Testing czar urges public to still follow health protocols amid vaccination

Published February 28, 2021, 12:25 PM

by Gabriela Baron

“Hindi pwedeng pa-easy-easy. (We cannot be too complacent.)” 

This was the reminder of National Task Force (NTF) Deputy Chief Implementer and Testing Czar Vince Dizon to the public as the country awaits the arrival of coronavirus disease 2019 (COVID-19) vaccines from China’s Sinovac Biotech and from British drugmaker AstraZeneca.

(JANSEN ROMERO / MANILA BULLETIN)

In an interview over DZMM Sunday, Dizon reminded the public to still observe vigilance and follow minimum health protocols as the mass vaccination begins in March. 

“Just because we’re about to receive the first batch of our vaccines, doesn’t mean we will stop following minimum health protocols. We still need to wear masks, wash our hands, and observe physical distancing,” he said in Filipino.

Malacañang announced on Thursday that Sinovac’s CoronaVac is scheduled to arrive on Sunday (Feb. 28), making it the first vaccine to arrive in the Philippines. 

Meanwhile, the 525,600 doses of vaccines developed by British drugmaker AstraZeneca and the University of Oxford will arrive in the country on Monday. March 1.

Dizon assured the public that the national government and local government units will strengthen testing alongside mass vaccination.

“We still need to continue the detection, isolation, and treatment. The most important is detection, the testing. We cannot stop especially now that there are new variants being detected around the world. We need to intensify our testing,” he added.

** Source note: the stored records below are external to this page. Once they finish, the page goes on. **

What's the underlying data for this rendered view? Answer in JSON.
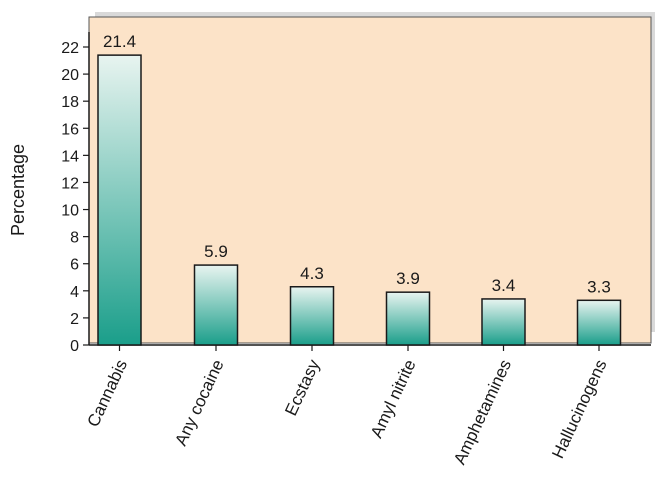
{
  "chart_data": {
    "type": "bar",
    "title": "",
    "xlabel": "",
    "ylabel": "Percentage",
    "categories": [
      "Cannabis",
      "Any cocaine",
      "Ecstasy",
      "Amyl nitrite",
      "Amphetamines",
      "Hallucinogens"
    ],
    "values": [
      21.4,
      5.9,
      4.3,
      3.9,
      3.4,
      3.3
    ],
    "value_labels": [
      "21.4",
      "5.9",
      "4.3",
      "3.9",
      "3.4",
      "3.3"
    ],
    "ylim": [
      0,
      22
    ],
    "yticks": [
      0,
      2,
      4,
      6,
      8,
      10,
      12,
      14,
      16,
      18,
      20,
      22
    ],
    "grid": false,
    "colors": {
      "plot_background": "#fce3c8",
      "bar_top": "#e8f4f0",
      "bar_bottom": "#1a9e8a",
      "bar_stroke": "#1a1a1a",
      "panel_shadow": "#c9c9c9"
    }
  }
}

The testing czar also vowed to fast-track the rollout of saliva tests.

“Pagpasok nitong mga bagong test gaya ng saliva, ay pabilisin natin ang pagpapalaganap nitong saliva test (Since we now have saliva test that’s being introduced, we will fast-track the rollout of this test),” Dizon said.

According to the Philippine Red Cross, the accuracy of saliva testing is 98.23 percent, almost similar to the 99-percent accuracy of the reverse transcription-polymerase chain reaction (RT-PCR) test. 

Results from the saliva test are also faster, from three to four hours, compared to the 12 to 24 hours of swab testing.